Company made significant progress in 2007
"I am proud of our restaurant crews, franchisees and company employees for what we accomplished in 2007," said Chief Executive Officer and President Kerrii Anderson. "We executed our strategic plan, implemented many initiatives to drive the business and made tough decisions to position Wendy's for future growth.
"We produced significantly improved company store operating margins and earnings growth in the face of an incredibly challenging environment, with rising commodities and the distraction of the Special Committee process. Our goal was to deliver EBITDA in the range of $295-$315 million for the year, and we achieved that objective with EBITDA of $305 million, up 38% over the previous year," Anderson said.
Chief Financial Officer Jay Fitzsimmons said: "Our improved financial performance reflected modest same-store sales growth, higher average check and excellent expense control by our employees. There is no question that our business is stronger today than a year ago."
Company executing Phase 2 of its Strategic Plan
The Company recently launched Phase 2 of its strategic plan, which focuses on further growth in same-store sales and earnings in 2008.
"We have a powerful brand, and our objective in 2008 is to re-ignite sales growth and drive quality and innovation throughout our business," Anderson said. "In addition to a strong new product lineup for 2008 and a re-energized focus on restaurant operations, we are excited about our new advertising that highlights Wendy's unique competitive advantage of quality. Today, we are launching our 'Waaaay Better' campaign, and the hero of our new advertising will be our quality food."
The Company's evolution of its advertising approach is based on extensive consumer research over the last eight months, working in close collaboration with its agency partners and franchise advertising committee.
"Our new campaign leverages Wendy's red-hair iconography, but does so in a way that is more genuine and true to our brand," said Anderson. "Each television spot opens and closes with an animated version of our familiar logo - the enduring image of Wendy, a red-headed, little girl. Our Wendy icon stands for wholesome authenticity and honest quality. It's one of the most powerful, under-used assets in the consumer world today."
2007 4th Quarter Financial Highlights - U.S. EBITDA store margins up 120 basis points
Including fourth-quarter pre-tax expenses related to the Board's Special Committee of $6.5 million and $0.4 million of pre-tax restructuring charges, the Company reported for the fourth-quarter of 2007:

    --  Income from continuing operations of $14.1 million, up 42.4% from $9.9
        million in the fourth quarter of 2006;
    --  Diluted EPS from continuing operations of $0.16, up 77.8% from $0.09
        per share in the fourth quarter of 2006; and
    --  EBITDA from continuing operations of $50.1 million, up 64.3% from
        $30.5 million in the fourth quarter of 2006.

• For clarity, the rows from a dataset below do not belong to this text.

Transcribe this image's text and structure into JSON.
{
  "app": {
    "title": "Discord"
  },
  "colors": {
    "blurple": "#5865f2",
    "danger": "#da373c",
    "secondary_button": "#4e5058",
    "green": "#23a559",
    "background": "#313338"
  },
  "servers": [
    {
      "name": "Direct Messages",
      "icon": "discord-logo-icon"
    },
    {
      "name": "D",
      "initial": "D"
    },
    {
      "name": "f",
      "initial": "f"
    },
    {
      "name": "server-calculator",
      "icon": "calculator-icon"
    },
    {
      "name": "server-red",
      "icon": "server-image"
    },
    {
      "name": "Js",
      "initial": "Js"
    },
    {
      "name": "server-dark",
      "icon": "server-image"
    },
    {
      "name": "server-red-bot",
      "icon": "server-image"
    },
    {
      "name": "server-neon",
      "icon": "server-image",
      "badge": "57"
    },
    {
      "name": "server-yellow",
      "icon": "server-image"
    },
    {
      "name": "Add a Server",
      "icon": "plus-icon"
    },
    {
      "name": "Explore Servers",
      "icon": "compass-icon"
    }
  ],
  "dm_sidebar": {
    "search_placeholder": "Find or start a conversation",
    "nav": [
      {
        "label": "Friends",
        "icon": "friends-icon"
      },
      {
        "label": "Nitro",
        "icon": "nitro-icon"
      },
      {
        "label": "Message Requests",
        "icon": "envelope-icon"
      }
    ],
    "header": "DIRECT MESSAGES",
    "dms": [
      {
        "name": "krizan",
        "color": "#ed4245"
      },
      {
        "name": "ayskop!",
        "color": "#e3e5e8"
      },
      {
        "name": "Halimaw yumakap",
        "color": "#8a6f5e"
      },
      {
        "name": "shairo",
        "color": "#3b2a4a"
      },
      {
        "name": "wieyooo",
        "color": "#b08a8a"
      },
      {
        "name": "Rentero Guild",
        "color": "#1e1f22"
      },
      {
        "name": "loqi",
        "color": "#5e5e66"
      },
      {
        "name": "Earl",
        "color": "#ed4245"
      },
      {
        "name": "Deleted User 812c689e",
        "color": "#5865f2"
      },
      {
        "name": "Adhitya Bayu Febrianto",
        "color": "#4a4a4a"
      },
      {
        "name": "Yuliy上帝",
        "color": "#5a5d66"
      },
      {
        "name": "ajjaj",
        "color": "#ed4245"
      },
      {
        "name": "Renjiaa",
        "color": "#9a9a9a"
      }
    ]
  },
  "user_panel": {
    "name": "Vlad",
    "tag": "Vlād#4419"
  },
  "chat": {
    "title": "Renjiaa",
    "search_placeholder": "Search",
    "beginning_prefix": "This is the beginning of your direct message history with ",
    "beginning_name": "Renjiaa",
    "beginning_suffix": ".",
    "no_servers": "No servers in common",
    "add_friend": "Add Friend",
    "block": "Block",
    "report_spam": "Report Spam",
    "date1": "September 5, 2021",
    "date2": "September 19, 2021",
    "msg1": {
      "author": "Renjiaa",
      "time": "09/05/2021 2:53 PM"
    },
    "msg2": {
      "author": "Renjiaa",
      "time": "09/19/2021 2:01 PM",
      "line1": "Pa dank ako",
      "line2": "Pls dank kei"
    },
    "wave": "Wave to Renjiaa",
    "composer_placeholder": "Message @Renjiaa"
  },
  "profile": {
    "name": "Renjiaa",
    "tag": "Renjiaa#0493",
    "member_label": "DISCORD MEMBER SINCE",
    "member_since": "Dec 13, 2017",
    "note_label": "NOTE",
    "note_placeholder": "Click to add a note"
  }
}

Excluding expenses related to the Board's Special Committee and restructuring charges, the Company reported for the fourth-quarter of 2007:

    --  Adjusted income from continuing operations of $18.4 million, up 24.3%
        from $14.8 million in the fourth quarter of 2006;
    --  Adjusted diluted EPS from continuing operations of $0.21 in the fourth
        quarter of 2007, up 50.0% from $0.14 per share for the fourth quarter
        of 2006; and
    --  Adjusted EBITDA from continuing operations of $57.0 million, up 48.4%
        from $38.4 million in the fourth quarter of 2006.

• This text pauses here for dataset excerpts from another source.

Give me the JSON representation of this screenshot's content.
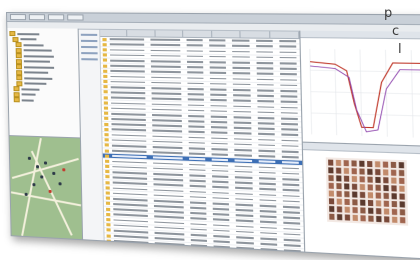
{
  "visible_text": {
    "line1": "p",
    "line2": "c",
    "line3": "l"
  },
  "colors": {
    "selection": "#3d6fb5",
    "plot_line_1": "#c0392b",
    "plot_line_2": "#8e44ad",
    "map_base": "#9fbf8f"
  },
  "icons": [
    "folder-icon",
    "map-marker-icon"
  ]
}
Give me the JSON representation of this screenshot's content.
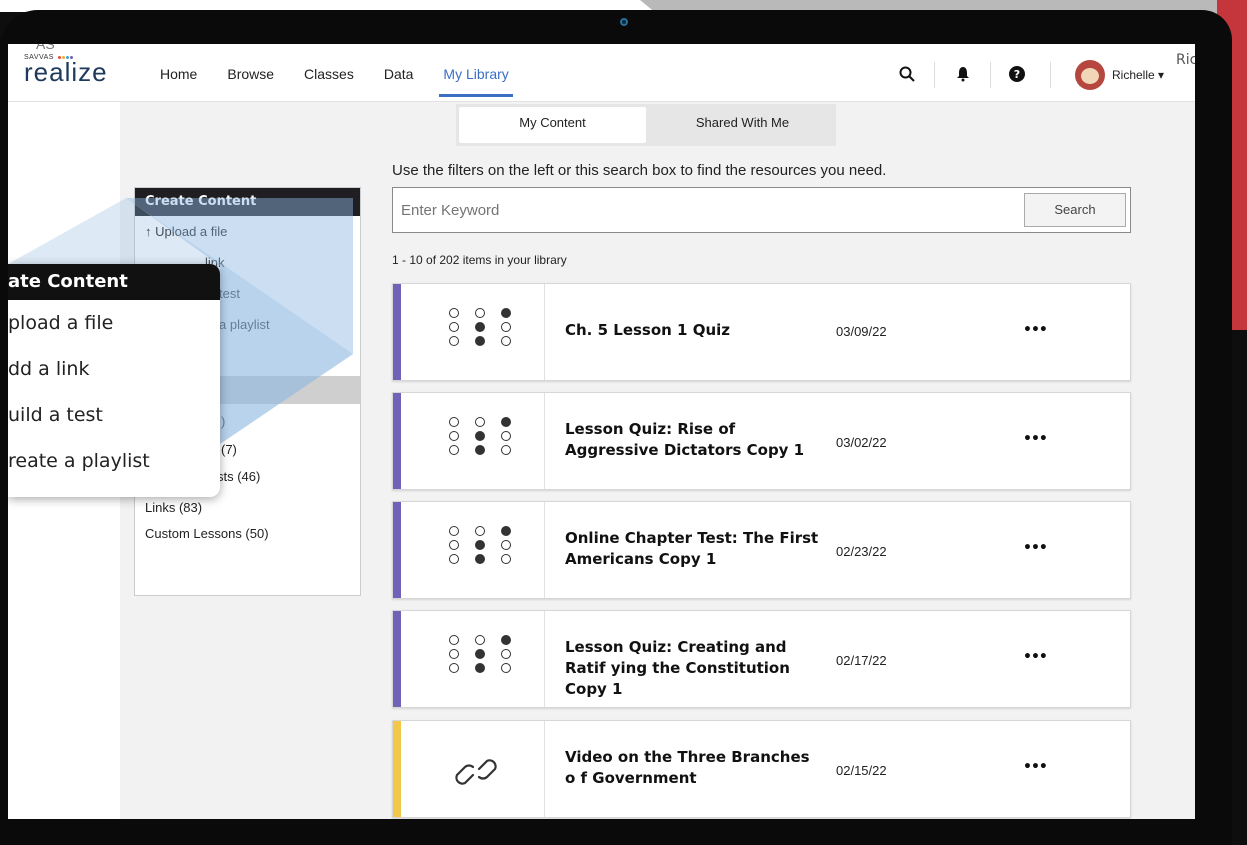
{
  "header": {
    "logo_brand": "SAVVAS",
    "logo_name": "realize",
    "nav": [
      {
        "label": "Home"
      },
      {
        "label": "Browse"
      },
      {
        "label": "Classes"
      },
      {
        "label": "Data"
      },
      {
        "label": "My Library"
      }
    ],
    "user_name": "Richelle ▾",
    "ghost_user": "Ric",
    "ghost_brand": "AS"
  },
  "tabs": [
    {
      "label": "My Content"
    },
    {
      "label": "Shared With Me"
    }
  ],
  "search": {
    "hint": "Use the filters on the left or this search box to find the resources you need.",
    "placeholder": "Enter Keyword",
    "button": "Search"
  },
  "results_count": "1 - 10 of 202 items in your library",
  "left_panel": {
    "create_heading": "Create Content",
    "upload": "↑ Upload a file",
    "link_frag": "link",
    "test_frag": "test",
    "playlist_frag": "a playlist",
    "filter_frags": [
      ")",
      "(7)",
      "sts (46)"
    ],
    "links": "Links (83)",
    "custom_lessons": "Custom Lessons (50)"
  },
  "zoom": {
    "heading": "ate Content",
    "items": [
      "pload a file",
      "dd a link",
      "uild a test",
      "reate a playlist"
    ]
  },
  "items": [
    {
      "title": "Ch. 5 Lesson 1 Quiz",
      "date": "03/09/22",
      "type": "assessment",
      "stripe": "#6e63b6",
      "more": "•••"
    },
    {
      "title": "Lesson Quiz: Rise of Aggressive Dictators Copy 1",
      "date": "03/02/22",
      "type": "assessment",
      "stripe": "#6e63b6",
      "more": "•••"
    },
    {
      "title": "Online Chapter Test: The First Americans Copy 1",
      "date": "02/23/22",
      "type": "assessment",
      "stripe": "#6e63b6",
      "more": "•••"
    },
    {
      "title": "Lesson Quiz: Creating and Ratif ying the Constitution Copy 1",
      "date": "02/17/22",
      "type": "assessment",
      "stripe": "#6e63b6",
      "more": "•••"
    },
    {
      "title": "Video on the Three Branches o f Government",
      "date": "02/15/22",
      "type": "link",
      "stripe": "#f2c84b",
      "more": "•••"
    }
  ],
  "colors": {
    "accent": "#3a6fc4",
    "assessment_stripe": "#6e63b6",
    "link_stripe": "#f2c84b",
    "panel_heading": "#1f1f23"
  }
}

U.S. company-operated restaurant EBITDA margins improved 120 basis points to 10.1% in the fourth quarter of 2007, compared to 8.9% a year ago. The 120 basis point improvement was achieved despite higher commodity costs which negatively impacted U.S. margins by 180 basis points.
Company-operated restaurant EBITDA margins improved 140 basis points to 9.8% in the fourth quarter of 2007, compared to 8.4% in the fourth quarter of 2006. This includes U.S., Canada and International operations.
As previously announced, fourth-quarter same-store sales at U.S. franchise restaurants increased 0.2%, compared to an increase of 2.7% a year ago, and fourth-quarter same-store sales at U.S. company-operated restaurants decreased 0.8%, compared to an increase of 3.1% in the fourth quarter of 2006.

                           Including expenses           Excluding expenses (i)
                         4Q 2007       4Q 2006          4Q 2007       4Q 2006
    Income from
     continuing
     operations    $14.1 million  $9.9 million    $18.4 million $14.8 million
    Diluted EPS from
     continuing
     operations            $0.16         $0.09            $0.21         $0.14
    EBITDA from
     continuing
     operations    $50.1 million $30.5 million    $57.0 million $38.4 million

    (i) See reconciliations below.  Adjusted income from continuing
        operations, EBITDA and EPS excludes expenses related to the Board's
        Special Committee and restructuring charges.

Board approves 120th consecutive quarterly dividend
The Board of Directors approved a quarterly dividend of 12.5 cents per share, payable February 29, 2008 to shareholders of record as of February 14, 2008. The dividend payment will represent the Company's 120th consecutive quarterly dividend.